Michael MüllerSPD - Aktuelle Stunde - Deutschlands strategische Souveränität - neue Chinastrategie
Herr Präsident! Meine Damen und Herren! Nicht erst seit dem russischen Angriffskrieg gegen die Ukraine wissen wir, wie problematisch wirtschaftliche Abhängigkeiten für uns sind. In Bezug auf Energie sehen wir das jetzt natürlich ganz deutlich. Aber auch während der Coronapandemie ist uns das deutlich geworden in Bezug auf Medizinisches, auf Gesundheitsausstattung, die wir aus China importieren mussten. Auch dort haben wir Abhängigkeiten erlebt.
Es kann also kein Weiter-so geben. Wir lernen aus dieser internationalen Situation, dass etwas verändert werden muss, dass wir Abhängigkeiten reduzieren müssen. Es kann kein Weiter-so geben, auch weil das China, das wir jetzt unter Staatspräsident Xi erleben, ein ganz anderes ist als das China von vor 10 oder 15 Jahren. Es hat sich innen- und außenpolitisch stark verändert.
Wir müssen unsere Liefer- und Versorgungsketten diversifizieren. Wir müssen neue Handelsbeziehungen aufbauen, auch neue Partnerschaften suchen. Wir sind dabei, das im Rahmen einer China-Strategie zu formulieren. Das eint uns: dass wir einen neuen Anspruch an unsere Beziehungen zu China formulieren.
In dieser Phase reiste der Bundeskanzler nach China, um auch diese Position zu vertreten. Und zum wiederholten Mal – heute in der Aktuellen Stunde sowie in den letzten Tagen öffentlich – kritisiert ihn die Union dafür.
(Jens Spahn [CDU/CSU]: Die Grünen übrigens auch! Das Außenministerium auch!)
Warum eigentlich? Was ist an dieser Reise falsch gewesen? Der Zeitpunkt wird kritisiert: dass der Bundeskanzler jetzt nach China gefahren ist. Was wäre eigentlich, liebe Kolleginnen und Kollegen, in zwei Wochen oder in zwei Monaten anders? Welche andere Situation hätten wir außenpolitisch? Welche andere Situation hätte es in China gegeben?
(Dr. Johann David Wadephul [CDU/CSU]: Fragen Sie doch mal die Außenministerin! Die hat das doch kritisiert!)

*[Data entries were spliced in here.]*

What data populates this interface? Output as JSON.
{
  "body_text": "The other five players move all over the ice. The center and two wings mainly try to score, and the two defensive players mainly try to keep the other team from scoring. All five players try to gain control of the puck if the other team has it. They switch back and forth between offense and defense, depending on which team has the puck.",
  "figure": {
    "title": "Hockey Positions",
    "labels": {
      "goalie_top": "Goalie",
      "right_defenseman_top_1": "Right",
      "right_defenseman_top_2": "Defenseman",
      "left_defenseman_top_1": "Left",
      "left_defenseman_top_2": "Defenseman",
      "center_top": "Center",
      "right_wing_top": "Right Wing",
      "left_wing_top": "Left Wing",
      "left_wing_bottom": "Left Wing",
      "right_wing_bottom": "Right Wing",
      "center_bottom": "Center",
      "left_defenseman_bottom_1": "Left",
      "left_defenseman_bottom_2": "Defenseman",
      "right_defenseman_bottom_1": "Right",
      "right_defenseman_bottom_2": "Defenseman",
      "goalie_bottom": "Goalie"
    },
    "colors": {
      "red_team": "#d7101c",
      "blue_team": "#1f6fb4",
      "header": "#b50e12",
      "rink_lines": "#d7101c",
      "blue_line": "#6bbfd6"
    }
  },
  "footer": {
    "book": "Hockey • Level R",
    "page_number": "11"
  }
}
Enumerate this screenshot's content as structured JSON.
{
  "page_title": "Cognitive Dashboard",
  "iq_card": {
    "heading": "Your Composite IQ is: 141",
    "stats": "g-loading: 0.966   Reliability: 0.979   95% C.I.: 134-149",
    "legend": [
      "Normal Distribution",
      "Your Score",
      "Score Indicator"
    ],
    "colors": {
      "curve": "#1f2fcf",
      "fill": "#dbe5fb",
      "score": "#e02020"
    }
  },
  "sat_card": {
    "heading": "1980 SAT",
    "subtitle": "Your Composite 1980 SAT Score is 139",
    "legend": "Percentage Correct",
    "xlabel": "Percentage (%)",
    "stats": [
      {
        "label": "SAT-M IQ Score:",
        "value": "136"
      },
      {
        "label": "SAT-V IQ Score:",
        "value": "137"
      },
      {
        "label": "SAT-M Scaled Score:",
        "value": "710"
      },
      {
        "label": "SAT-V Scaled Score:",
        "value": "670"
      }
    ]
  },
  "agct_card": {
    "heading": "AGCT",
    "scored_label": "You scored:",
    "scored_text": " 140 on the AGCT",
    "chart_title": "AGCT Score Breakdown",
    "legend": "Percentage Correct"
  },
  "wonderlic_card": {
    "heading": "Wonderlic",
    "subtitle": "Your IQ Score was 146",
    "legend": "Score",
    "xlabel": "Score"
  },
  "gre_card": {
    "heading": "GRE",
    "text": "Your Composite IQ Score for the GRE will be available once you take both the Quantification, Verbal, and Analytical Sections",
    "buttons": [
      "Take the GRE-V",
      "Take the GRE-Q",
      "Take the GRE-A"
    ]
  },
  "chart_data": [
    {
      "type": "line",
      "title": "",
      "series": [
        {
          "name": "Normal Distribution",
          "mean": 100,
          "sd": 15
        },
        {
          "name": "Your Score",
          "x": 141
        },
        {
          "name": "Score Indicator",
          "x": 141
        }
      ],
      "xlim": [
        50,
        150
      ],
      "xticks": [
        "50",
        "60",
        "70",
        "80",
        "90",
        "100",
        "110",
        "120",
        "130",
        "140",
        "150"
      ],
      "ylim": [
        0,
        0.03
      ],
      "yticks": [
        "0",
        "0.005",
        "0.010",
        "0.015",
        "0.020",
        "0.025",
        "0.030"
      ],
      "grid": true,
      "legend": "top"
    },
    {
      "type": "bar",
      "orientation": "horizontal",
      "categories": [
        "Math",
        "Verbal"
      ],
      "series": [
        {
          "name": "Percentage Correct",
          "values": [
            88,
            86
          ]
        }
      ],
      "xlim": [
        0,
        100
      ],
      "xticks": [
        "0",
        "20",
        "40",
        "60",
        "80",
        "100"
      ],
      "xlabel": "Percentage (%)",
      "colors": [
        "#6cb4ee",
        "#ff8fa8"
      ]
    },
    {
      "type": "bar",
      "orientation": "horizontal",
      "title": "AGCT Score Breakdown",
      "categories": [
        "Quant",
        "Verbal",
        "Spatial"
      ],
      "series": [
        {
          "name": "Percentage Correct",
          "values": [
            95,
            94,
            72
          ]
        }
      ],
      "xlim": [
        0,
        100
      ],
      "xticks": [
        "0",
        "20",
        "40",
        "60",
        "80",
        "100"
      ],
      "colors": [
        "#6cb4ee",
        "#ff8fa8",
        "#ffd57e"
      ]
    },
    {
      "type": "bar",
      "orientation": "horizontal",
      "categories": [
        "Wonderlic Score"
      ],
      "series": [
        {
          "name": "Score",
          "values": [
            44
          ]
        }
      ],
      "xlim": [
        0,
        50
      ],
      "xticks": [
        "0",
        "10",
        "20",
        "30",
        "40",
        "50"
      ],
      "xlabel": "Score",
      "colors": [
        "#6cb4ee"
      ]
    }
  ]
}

So richtig wie eine Reise in zwei Monaten gewesen wäre, so richtig war es jetzt, dass der Bundeskanzler dort hingefahren ist und unsere Positionen deutlich gemacht hat.
(Beifall bei der SPD sowie des Abg. Jürgen Trittin [BÜNDNIS 90/DIE GRÜNEN])
Und er hat diese zum Beispiel im Bereich der Menschenrechtsfragen viel deutlicher gemacht, als das in den letzten 16 Jahren durch Bundeskanzlerin Merkel passiert ist.
(Dr. Johann David Wadephul [CDU/CSU]: Das ist doch falsch!)
– Ja, natürlich.
(Dr. Johann David Wadephul [CDU/CSU]: Wer hat denn den Dalai-Lama empfangen? Das war doch Angela Merkel! Unglaublich!)
Es ist in diversen Gesprächen deutlich formuliert worden, welche Anforderungen wir haben, wo Menschenrechtsverletzungen vorliegen, was wir von der chinesischen Seite erwarten. Und ich sage hier auch ganz deutlich: Wir brauchen an dieser Stelle von der Union keinen Nachhilfeunterricht. Das Lieferkettengesetz, das genau das Thema der Menschenrechte in den Blick nimmt, ist gegen die Blockade der Union durchgesetzt worden.
(Beifall bei der SPD und dem BÜNDNIS 90/DIE GRÜNEN – Dr. Johann David Wadephul [CDU/CSU]: Stimmt doch nicht! – Jens Spahn [CDU/CSU]: Dann wäre es nicht Gesetz geworden! Ist ja nicht logisch!)
Es wird Anfang nächsten Jahres umgesetzt und formuliert im Übrigen nicht nur in Richtung China, sondern weltweit Anforderungen beim Thema Menschenrechte.
(Dr. Johann David Wadephul [CDU/CSU]: Von welcher Mehrheit denn? – Jens Spahn [CDU/CSU]: Von welcher Mehrheit ist es denn beschlossen worden?)
Es gibt noch einen Unterschied. Bevor Bundeskanzler Scholz nach China gefahren ist, hat er andere wichtige Auslandsreisen unternommen.
(Jens Spahn [CDU/CSU]: Immerhin: Der Müller steht noch zum Scholz!)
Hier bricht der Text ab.